Neurobiological functions have regularly featured in equine exercise transcriptomics and genomics research24,43,105. Here we identified SNPs in three genes with functions in neurobiology, KTN1, NTM and SYNDIG1. Of particular note is NTM encoding neurotrimin, which functions in brain development, regulates neural growth and synapse formation, and influences learning and memory106,107,108,109,110,111. A GWAS in Thoroughbreds previously identified this locus as the most significantly associated with the number of racecourse starts44. NTM also ranks among the top 10 genes positively selected during horse domestication112 suggesting that equine neurological systems associated with domestication may overlap with adaptive traits that are required for racing. Here, the NTM SNP was the most significantly associated (P = 7.49 × 10−14) with the racing breeds and among all breeds the highest frequency of the racing allele was in the Thoroughbred (0.89).

In humans, KTN1 gene variants are strongly associated with KTN1 gene expression in the putamen and the volume of the putamen113, a region of the forebrain belonging to the basal ganglion that influences motor behaviours including motor planning and execution, motor preparation, amplitudes of movement and sequences of movement113,114,115,116,117,118,119,120. Here, the KTN1 G-allele was <1% in Thoroughbreds but had an average frequency of 0.22 in the other racing breeds, was 0.34 in the ancestral breeds and 0.21 in the sport horse breeds.
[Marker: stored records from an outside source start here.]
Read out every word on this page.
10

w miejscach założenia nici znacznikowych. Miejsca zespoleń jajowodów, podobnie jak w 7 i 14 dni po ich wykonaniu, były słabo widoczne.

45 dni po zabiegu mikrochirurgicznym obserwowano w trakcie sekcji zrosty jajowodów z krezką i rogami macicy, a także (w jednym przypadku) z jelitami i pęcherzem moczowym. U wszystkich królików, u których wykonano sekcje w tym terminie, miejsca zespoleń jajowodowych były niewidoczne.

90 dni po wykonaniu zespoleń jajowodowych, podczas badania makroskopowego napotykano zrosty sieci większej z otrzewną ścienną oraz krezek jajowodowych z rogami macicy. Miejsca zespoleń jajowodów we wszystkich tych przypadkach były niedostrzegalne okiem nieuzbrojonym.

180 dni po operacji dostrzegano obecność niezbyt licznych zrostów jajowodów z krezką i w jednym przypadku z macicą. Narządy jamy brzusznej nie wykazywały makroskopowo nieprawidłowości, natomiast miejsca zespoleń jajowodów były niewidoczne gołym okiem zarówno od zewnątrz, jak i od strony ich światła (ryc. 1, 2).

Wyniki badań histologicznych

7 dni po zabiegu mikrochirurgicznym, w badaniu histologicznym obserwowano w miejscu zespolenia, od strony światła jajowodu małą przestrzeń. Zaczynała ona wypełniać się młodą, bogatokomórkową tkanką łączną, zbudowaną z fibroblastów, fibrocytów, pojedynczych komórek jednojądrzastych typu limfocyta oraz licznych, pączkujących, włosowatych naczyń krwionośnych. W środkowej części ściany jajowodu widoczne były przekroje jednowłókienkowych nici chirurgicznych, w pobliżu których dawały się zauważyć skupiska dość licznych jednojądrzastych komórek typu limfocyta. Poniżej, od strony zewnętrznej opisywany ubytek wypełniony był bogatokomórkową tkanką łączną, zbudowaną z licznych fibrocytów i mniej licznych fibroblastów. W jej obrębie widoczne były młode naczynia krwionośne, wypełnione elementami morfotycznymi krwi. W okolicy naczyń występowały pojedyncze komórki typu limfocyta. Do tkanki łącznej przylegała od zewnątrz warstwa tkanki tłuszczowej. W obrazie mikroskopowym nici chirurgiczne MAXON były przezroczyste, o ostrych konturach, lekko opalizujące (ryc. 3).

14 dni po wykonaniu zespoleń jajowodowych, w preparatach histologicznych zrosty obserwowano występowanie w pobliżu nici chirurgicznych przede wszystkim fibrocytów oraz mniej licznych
Selection for the racing allele in breeds other than the Thoroughbred may be valuable in improving locomotor functions critical to racing. For SYNDIG1, the product of which regulates the development of excitatory synapses121,122,123, we observed that selection may already have fixed the exercise-favoured variant in racing breeds; the T-allele was absent in Thoroughbred, Arabian and Akhal Teke and was observed at a low frequency in the other breeds, with the highest occurrence in Connemara (0.29) and Irish Draught (0.25).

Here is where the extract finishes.